Book review: The Lost Journal of Bram Stoker; The Dublin Years

BRAM Stoker occupies a peculiar space in the pantheon of great Gothic novelists. In his lifetime he was better known as the business manager of the actor Henry Irving.

His most famous novel, Dracula, is one of those texts that surprise people when they actually read it: the story is so well known through its multiple stage, film, television, cartoon and parody versions that re-encountering the actual book can be a disconcerting experience. It is an intricate and oblique novel, a polyphonic story told by multiple narrators, and despite the archaic nature of the villain, it is suffused with “modern” communications technologies: typewriters, telegrams, phonographs.

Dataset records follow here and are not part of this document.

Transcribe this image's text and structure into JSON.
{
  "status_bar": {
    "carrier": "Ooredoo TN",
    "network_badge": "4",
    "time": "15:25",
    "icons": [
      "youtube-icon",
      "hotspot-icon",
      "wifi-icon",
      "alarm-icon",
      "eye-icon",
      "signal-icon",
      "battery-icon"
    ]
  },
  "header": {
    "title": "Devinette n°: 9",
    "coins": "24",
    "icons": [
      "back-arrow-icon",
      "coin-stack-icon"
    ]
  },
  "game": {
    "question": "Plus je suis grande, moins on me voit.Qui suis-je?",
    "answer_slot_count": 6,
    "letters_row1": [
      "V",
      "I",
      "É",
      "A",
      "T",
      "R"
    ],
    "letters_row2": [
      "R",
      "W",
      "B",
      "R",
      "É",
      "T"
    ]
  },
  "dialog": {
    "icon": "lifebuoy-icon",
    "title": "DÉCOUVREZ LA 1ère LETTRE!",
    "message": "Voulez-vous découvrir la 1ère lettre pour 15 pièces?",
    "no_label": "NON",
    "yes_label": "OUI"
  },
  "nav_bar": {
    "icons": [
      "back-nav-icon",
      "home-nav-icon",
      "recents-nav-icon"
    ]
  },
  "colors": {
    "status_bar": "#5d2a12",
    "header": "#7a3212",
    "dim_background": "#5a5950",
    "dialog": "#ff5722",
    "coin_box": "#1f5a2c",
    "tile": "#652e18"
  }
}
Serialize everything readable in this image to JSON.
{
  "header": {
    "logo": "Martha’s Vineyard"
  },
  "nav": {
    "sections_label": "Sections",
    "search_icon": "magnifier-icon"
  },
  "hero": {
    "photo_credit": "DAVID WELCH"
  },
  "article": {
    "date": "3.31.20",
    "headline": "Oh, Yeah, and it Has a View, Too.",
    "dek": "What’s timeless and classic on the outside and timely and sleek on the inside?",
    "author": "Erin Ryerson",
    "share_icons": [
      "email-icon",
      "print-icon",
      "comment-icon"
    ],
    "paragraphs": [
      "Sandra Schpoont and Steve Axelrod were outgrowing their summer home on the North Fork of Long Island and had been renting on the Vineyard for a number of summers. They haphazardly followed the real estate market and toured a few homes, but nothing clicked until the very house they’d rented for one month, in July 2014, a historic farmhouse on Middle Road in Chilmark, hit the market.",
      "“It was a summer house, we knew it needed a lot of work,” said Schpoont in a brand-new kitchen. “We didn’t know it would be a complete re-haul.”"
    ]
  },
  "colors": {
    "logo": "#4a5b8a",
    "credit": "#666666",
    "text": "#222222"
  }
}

Yet academic recognition came late to Stoker. It was well into the 1980s before Dracula was taken seriously by literary scholars. By contrast, Mary Shelley was always recognised as a “literary” figure whose output was not limited to Frankenstein, nor was Edgar Allen Poe remembered solely for The Pit and the Pendulum or The Fall Of The House Of Usher. William Beckford, as well as being the author of Vathek, was a significant art collector and taste-maker, and his other books – including the brilliant satires Modern Novel Writing and Biographical Memoirs of Extraordinary Painters – attracted critical attention. Horace Walpole’s The Castle Of Otranto did not overshadow his role in the Gothic Revival, or distract from his position as one of the finest letter writers of his age.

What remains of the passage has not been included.